Election riots worsen in Kenya

Police say more than 100 people are killed in overnight clashes.

An opposition supporter begs police for mercy during protests in Nairobi [Reuters]
An opposition supporter begs police for mercy during protests in Nairobi [Reuters]

Police said on Monday that 40 people were killed in Nairobi and 53 in Kisumu, the country’s third city and a bastion of defeated opposition challenger Raila Odinga.


Four bodies were discovered in the capital’s Mathare slum, seven were killed in Nakuru, provincial capital of the Rift Valley. Further clashes between rival supporters in a village near Kapsabet also left four dead, police said.


In video

Al Jazeera’s Mohammed Adow reports from inside the Kibera slum

Smoke rose over the slum of Kibera as truckloads of heavily armed police were brought in to try to contain demonstrators .


Andrew Simmons, Al Jazeera’s Africa bureau chief, reported that Odinga had cancelled a gathering in central Nairobi on Monday that had been billed as a parallel swearing-in ceremony for “the people’s president”. The meeting had been banned by the authorities.


He is now calling for a peaceful mass protest on January 3.


The Kenyan authorities said that anyone attempting to join the demonstration would face arrest and in the slums police were operating a shoot-on-sight policy. Massive security deployments could be seen across the city.




Simmons said: “Kenya is in shock today. Poor people are suffering the most. Not just those who are protesting, but those who are living in those slum areas cordoned off by the security forces.

A man lies wounded in a Nairobi street

“Here in the capital, it’s extremely quiet. It is like a ghost town because of the clampdown.”

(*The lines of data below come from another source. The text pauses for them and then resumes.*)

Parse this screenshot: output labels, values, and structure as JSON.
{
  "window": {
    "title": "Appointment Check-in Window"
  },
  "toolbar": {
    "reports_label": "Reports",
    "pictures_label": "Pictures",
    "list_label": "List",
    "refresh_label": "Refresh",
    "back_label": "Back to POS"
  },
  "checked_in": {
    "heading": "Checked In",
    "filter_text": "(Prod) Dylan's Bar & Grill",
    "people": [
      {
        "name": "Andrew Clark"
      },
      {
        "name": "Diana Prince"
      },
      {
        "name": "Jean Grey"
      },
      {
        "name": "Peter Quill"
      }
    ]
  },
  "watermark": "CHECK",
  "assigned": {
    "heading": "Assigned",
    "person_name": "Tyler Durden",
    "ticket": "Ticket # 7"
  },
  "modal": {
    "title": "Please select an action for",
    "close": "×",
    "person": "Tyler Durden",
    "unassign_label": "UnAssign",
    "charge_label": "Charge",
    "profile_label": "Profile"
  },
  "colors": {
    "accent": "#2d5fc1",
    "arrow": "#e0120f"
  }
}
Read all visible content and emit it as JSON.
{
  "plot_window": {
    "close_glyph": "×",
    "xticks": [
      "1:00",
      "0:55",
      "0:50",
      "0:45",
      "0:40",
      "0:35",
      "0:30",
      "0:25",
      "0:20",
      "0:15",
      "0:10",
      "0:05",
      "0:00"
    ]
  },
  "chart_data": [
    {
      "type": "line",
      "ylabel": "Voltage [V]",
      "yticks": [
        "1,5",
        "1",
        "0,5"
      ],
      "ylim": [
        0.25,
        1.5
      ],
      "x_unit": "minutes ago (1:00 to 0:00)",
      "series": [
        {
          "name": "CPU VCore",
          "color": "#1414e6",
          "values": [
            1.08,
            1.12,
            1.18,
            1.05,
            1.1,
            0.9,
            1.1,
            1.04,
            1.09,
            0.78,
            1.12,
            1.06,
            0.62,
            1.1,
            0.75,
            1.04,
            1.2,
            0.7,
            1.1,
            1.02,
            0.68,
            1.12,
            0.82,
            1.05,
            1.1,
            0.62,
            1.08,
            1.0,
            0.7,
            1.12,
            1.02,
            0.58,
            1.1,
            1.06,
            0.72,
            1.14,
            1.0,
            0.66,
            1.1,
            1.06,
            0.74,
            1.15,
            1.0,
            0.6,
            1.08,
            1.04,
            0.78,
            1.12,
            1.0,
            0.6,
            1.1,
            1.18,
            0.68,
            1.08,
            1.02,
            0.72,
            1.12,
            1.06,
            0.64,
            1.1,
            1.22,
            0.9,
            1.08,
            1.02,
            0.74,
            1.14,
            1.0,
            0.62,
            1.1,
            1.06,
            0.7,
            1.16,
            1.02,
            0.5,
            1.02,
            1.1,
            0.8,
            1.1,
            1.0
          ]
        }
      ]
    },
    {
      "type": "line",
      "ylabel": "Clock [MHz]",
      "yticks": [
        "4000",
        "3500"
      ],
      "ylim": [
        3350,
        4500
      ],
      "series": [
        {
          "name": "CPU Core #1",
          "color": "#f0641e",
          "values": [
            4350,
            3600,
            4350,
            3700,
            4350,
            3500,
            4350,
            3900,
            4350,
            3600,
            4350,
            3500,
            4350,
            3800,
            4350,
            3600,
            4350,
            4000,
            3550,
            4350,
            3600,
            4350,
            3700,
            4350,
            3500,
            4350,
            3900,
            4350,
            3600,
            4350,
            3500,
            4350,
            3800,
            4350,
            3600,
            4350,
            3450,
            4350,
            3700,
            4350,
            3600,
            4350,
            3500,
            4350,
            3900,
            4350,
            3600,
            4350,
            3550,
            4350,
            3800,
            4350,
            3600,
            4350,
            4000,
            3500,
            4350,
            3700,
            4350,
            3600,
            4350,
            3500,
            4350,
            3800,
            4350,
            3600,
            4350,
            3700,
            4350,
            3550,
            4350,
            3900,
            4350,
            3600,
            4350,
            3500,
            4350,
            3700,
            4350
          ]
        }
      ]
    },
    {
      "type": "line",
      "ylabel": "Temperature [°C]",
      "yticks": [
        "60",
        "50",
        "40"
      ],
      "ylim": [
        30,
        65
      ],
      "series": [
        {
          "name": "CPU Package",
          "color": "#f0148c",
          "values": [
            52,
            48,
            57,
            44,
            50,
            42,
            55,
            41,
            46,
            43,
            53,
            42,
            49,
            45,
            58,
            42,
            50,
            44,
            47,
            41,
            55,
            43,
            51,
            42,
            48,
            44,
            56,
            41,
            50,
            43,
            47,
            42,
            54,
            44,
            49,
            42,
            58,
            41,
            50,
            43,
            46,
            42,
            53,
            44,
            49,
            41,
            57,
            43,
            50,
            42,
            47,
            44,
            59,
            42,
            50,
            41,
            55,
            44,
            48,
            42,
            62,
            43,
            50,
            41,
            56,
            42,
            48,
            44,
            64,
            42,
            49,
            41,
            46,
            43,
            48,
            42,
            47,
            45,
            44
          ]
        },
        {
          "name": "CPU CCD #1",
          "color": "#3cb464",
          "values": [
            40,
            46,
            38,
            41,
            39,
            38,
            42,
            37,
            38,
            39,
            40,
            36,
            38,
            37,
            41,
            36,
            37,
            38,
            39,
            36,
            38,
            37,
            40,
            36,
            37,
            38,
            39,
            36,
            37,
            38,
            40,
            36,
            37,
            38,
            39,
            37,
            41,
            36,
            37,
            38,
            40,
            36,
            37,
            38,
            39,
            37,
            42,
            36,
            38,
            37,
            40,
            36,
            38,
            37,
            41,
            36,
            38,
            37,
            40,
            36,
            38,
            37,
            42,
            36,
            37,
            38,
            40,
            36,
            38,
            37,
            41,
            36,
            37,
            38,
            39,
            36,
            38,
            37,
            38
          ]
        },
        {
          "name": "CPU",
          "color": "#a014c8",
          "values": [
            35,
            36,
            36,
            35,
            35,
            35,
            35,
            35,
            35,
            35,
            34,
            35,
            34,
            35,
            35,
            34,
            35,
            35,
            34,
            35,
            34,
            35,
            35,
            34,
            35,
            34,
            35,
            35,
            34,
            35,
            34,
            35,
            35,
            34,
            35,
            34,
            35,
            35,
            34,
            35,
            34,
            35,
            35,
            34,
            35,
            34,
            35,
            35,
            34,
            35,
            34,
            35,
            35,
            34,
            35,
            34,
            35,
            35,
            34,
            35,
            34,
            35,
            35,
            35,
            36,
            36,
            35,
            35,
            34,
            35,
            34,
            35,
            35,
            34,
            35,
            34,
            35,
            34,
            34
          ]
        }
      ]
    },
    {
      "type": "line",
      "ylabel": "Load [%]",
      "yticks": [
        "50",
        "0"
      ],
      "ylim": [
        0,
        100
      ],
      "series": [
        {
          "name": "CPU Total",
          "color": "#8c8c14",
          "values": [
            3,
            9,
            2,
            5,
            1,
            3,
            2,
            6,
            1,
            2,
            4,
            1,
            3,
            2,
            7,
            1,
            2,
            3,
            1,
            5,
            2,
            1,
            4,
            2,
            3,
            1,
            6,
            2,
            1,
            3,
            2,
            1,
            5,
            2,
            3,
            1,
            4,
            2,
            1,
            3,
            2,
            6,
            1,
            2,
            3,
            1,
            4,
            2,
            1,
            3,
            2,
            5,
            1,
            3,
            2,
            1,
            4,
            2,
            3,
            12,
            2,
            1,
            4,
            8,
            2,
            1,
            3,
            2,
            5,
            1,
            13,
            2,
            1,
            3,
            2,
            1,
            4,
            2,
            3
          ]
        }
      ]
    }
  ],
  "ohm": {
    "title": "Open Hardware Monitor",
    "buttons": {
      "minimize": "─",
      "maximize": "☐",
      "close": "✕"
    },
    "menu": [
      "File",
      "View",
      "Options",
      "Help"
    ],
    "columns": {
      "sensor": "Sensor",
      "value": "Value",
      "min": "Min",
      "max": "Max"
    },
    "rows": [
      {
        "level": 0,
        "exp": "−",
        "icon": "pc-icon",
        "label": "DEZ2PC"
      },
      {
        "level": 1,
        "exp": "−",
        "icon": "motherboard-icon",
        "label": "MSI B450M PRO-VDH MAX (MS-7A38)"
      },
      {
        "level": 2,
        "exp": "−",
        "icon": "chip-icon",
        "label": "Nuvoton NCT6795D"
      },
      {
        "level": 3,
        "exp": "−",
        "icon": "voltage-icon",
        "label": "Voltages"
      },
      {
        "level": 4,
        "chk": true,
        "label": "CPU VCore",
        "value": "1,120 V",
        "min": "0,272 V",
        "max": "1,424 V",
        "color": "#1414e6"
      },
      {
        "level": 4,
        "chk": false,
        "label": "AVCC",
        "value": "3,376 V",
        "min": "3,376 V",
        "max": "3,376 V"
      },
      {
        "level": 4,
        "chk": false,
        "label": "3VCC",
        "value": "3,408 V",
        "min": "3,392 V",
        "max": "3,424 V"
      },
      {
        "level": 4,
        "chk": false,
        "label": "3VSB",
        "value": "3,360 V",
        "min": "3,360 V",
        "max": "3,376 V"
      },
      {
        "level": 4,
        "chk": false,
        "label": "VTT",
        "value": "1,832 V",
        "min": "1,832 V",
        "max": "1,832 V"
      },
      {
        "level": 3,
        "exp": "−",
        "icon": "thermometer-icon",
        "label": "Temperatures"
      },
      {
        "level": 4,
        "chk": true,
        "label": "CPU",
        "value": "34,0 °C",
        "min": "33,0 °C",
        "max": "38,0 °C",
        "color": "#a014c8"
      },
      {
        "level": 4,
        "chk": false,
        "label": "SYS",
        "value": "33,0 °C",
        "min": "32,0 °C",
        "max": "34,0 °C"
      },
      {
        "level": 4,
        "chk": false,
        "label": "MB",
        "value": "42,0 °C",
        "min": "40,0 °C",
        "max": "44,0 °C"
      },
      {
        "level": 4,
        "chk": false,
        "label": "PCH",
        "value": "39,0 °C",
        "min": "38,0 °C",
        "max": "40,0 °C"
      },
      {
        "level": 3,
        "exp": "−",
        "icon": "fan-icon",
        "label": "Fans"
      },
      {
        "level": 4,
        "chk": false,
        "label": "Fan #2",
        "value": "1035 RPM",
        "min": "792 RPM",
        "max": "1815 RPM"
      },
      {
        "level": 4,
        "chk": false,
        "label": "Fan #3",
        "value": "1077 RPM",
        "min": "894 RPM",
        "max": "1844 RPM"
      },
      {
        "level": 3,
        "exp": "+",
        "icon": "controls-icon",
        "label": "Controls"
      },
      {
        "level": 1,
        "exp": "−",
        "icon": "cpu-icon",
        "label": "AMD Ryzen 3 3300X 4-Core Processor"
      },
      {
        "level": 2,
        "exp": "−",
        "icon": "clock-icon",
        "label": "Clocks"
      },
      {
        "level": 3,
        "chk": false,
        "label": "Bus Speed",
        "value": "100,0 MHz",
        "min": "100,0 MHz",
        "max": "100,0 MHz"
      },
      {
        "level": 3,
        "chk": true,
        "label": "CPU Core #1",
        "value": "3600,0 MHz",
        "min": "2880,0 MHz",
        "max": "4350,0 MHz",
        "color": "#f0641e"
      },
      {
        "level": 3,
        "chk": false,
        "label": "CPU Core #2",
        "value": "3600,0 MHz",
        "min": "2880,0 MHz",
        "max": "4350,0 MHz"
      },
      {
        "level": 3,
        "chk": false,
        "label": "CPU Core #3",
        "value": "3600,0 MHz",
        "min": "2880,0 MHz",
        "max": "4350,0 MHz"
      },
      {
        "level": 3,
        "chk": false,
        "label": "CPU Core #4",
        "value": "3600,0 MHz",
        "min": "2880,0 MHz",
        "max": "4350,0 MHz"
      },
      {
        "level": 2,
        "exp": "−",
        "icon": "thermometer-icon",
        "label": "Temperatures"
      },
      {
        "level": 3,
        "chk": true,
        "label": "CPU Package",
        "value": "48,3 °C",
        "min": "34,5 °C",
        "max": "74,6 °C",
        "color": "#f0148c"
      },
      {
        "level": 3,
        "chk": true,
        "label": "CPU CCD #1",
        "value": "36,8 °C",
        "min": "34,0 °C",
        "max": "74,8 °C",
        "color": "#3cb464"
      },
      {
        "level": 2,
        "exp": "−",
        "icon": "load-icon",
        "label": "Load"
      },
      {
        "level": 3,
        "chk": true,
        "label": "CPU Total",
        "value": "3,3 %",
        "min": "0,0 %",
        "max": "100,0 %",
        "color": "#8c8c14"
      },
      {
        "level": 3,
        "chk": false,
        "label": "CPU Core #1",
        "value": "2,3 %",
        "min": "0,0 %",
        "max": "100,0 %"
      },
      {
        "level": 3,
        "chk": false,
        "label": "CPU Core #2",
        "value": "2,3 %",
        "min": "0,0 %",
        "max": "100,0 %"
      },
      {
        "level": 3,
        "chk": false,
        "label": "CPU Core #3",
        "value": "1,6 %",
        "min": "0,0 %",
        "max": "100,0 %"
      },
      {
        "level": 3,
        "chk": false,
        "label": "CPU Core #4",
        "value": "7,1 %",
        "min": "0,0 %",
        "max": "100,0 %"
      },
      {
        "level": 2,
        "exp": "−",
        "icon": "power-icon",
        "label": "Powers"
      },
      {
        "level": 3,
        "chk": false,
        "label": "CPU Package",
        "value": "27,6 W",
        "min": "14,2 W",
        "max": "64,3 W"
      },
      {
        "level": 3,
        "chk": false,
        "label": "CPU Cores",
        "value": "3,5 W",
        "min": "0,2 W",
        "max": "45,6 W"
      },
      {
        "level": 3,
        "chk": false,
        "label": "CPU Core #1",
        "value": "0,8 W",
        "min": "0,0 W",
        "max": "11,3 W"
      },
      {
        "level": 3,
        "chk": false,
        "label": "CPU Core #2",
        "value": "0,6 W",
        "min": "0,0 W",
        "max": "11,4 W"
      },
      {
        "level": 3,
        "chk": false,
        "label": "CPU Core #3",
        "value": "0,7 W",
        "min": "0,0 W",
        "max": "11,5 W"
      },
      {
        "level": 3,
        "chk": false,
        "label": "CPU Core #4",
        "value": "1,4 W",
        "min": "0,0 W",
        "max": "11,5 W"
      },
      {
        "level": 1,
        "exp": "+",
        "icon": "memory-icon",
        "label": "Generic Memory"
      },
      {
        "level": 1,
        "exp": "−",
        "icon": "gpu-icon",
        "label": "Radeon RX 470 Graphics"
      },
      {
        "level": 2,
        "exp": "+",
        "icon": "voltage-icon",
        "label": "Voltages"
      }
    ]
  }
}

Mutuma Rutere, a member of the Kenya Human Rights Commission, described the depressing situation in Kenya a crisis.


“One of the things that we should emphasise at this point is not the divide, but the unity of the Kenyans,” he told Al Jazeera.


Samuel Kivuitu, the chairman of the electoral commission, had announced on Sunday that Kibaki won with 4,584,721 votes against Odinga’s 4,352,993 votes.


Kibera was one of the first areas to erupt into violence on Sunday when the electoral commission announced the result. Odinga had led in pre-election opinion polls and in early media tallies for Thursday’s vote.


Rapid response


Within an hour of the results being announced by the electoral commission, Kibaki, 76, was sworn in for a second five-year term.


Almost immediately men carrying rocks, machetes and sticks could be seen on the streets as smoke rose above Nairobi’s largest slum, home to one million people.


The Kenyan government has suspended live radio and television news and Kenya Airways has said flights in and out of Kisumu have been suspended due to a fuel shortage.

The European Union’s team of election observers said the country’s electoral commission had failed to ensure the credibility of the vote.

“We believe that, at this time, the ECK (Electoral Commission of Kenya), despite the best efforts of its chairman, has not succeeded in establishing the credibility of the tallying process to the satisfaction of all parties and candidates,” Alexander Graf Lambsdorff, the chief EU observer, said in a statement.